Аббат Жеврезен встал и снял с полки старый том.
— Вспомнилась тут мне, — сказал он, — одна стихотворная секвенция, сложенная в честь Богородицы немецким монахом XIV века Конрадом Гайнбургским.
— Вот представьте себе, — продолжал аббат, листая книгу, — литанию самоцветов, где в каждой строфе одеваются камнем добродетели Матери нашей.
Предваряет молитву минералов обращение человека: славный инок, преклонив колени, начинает: «Радуйся, Пречестная Дева, невестой Царя Всевышнего быть сподобившаяся; прими кольцо сие в залог союза Твоего, Мария».
Он показывает ей перстень, медленно поворачивая его в пальцах, и толкует для Владычицы смысл каждого из камней, сияющих в золоте оправы. Начинает он с зеленого ясписа, символа той Веры, которой благодаря Приснодева так благочестиво приняла слово архангела-возвестителя. Далее следуют: халкидон, преломляющий огонь милосердия, которым полна душа Ее; смарагд, блеск которого означает непорочность; сардоникс, сияющий ясным пламенем, совместным с кротостью и невинностью ее девства; красный сердолик, отождествляемый с кровоточащим сердцем Ее на Голгофе; хризолит, чьи блестки зеленеющего золота напоминают о Ее бесчисленных чудесах и премудрости; вирилл, открывающий Ее смирение; топаз, удостоверяющий глубину Ее молитвы; хризопраз — ревность о Боге; гиацинт — Ее любовь; аметист, с его смешением розового и голубого, — ту любовь, что дарят ей Бог и человеки; жемчуг, смысл которого в этом стихотворении остается без определенного соответствия с какой-либо добродетелью; агат, объявляющий о Ее стыдливости; адамант — сила Ее и терпение в тяготах; карбункул же — око, сияющее в ночи, повсюду возглашает о Ее вечной славе.

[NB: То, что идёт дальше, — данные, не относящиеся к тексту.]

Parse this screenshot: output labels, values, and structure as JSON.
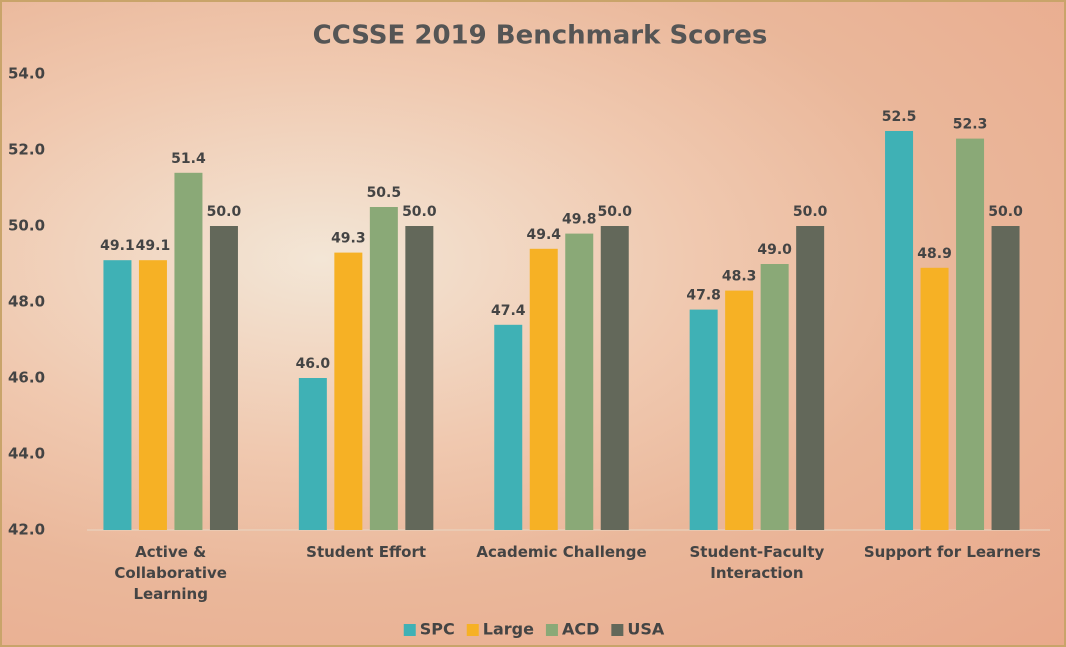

Далее приноситель указывает Божьей Матери на значение иных веществ, также вделанных в оправу кольца и считавшихся в Средние века драгоценными: таковы хрусталь, отражающий чистоту души и тела; лигурий, подобный янтарю, особенно удостоверяющий такое качество, как умеренность; магнит, который притягивает железо, как Она смычком благости своей касается струн кающейся души.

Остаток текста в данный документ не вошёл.